Page:Hugo - La pitié suprême, 1879.djvu/88

La bibliothèque libre.
Sauter à la navigation Sauter à la recherche
Cette page n’a pas encore été corrigée


Constantin Caballin broyant sur les pavés
Aux pieds de son cheval des monceaux d’yeux crevés,
Sapor couvrant de sel une femme écorchée,
Épouvantent ; Achab, tourmenteur de Michée,
Didier, Osman, Ratbert, Vitiza, Childebrand,
Les Comnènes, Michel Calafati montrant
Toute la cruauté que contient l’éphémère,
César tuant la loi, Néron tuant sa mère,
Font horreur ; ils sont vils, ils sont abjects.
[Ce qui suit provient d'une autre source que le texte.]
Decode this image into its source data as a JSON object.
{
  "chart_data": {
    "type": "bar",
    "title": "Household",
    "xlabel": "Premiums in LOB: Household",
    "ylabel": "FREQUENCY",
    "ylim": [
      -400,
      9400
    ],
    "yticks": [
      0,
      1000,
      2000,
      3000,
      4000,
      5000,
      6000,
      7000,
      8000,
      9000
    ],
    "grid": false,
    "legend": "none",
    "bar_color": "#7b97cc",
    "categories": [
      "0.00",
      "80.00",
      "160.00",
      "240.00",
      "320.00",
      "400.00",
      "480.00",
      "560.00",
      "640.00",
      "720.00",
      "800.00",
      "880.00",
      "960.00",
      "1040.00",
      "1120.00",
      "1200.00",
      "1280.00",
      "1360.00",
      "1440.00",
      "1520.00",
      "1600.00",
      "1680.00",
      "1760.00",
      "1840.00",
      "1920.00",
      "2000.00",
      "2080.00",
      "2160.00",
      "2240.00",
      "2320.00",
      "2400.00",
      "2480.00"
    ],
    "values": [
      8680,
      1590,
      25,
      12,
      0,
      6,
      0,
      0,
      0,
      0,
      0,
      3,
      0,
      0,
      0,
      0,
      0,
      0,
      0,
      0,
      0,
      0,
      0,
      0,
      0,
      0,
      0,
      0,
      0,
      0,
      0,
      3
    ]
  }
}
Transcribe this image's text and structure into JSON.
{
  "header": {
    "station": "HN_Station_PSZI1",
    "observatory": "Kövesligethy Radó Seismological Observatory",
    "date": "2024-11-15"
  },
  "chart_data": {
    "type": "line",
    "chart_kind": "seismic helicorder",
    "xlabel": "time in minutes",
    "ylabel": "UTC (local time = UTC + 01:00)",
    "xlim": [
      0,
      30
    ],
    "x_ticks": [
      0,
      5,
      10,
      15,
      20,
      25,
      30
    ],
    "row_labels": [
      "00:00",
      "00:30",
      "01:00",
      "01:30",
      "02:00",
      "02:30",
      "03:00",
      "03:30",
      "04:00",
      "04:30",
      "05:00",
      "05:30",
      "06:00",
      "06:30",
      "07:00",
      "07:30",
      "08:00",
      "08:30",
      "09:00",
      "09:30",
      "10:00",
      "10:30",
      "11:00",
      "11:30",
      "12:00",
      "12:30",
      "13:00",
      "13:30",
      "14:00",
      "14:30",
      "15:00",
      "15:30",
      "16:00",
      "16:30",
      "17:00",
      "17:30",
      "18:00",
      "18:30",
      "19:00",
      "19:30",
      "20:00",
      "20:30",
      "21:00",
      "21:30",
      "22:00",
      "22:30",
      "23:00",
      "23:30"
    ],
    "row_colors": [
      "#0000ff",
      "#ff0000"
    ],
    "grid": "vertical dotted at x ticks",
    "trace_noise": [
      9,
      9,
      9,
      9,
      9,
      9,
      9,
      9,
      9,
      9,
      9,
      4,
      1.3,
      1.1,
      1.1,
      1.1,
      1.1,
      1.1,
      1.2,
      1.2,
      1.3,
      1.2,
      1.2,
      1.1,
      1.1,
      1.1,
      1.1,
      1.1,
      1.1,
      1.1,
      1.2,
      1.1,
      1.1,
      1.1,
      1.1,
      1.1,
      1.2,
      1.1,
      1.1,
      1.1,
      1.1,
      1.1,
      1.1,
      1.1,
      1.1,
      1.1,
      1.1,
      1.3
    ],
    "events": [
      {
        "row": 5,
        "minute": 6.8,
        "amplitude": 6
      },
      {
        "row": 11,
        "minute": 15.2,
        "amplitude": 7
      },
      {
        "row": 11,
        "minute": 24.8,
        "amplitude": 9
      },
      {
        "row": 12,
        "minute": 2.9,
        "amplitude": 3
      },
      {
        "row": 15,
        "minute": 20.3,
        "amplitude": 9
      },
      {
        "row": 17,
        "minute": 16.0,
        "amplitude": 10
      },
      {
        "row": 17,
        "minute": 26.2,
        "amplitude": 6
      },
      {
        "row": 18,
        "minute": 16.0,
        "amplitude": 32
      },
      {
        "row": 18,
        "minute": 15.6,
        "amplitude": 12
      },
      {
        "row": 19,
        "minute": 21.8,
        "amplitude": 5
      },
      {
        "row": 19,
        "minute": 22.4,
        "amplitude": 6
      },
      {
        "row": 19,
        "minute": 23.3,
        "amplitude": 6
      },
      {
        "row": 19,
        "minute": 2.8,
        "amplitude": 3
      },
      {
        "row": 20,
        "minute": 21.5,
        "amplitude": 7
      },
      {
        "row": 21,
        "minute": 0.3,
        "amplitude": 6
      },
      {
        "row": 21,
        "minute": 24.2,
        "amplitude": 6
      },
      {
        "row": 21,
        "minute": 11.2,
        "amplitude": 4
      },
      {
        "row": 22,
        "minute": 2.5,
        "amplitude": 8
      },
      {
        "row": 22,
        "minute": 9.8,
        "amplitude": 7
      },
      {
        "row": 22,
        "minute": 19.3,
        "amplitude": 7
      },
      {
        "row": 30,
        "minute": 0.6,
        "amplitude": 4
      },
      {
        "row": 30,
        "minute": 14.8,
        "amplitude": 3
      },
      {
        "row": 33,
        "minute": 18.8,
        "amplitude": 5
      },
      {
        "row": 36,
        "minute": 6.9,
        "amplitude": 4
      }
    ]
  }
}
Et nous ?
Pourquoi ces sénateurs leur parlant à genoux ?
Pourquoi ce prêtre athée et faux qui les encense ?
Pourquoi les engloutir dans notre obéissance ?
Pourquoi, pouvant souffler sur un joug vermoulu,
Le monde accepte-t-il le pouvoir absolu ?
Pourquoi les plus nombreux sont-ils donc les plus lâches ?
De quel droit, du devoir méconnaissant les tâches,
La terre maudit-elle, après l’avoir construit,
L’homme de cécité, de fureur et de nuit ?
O peuple ! consentir au tyran, c’est le faire.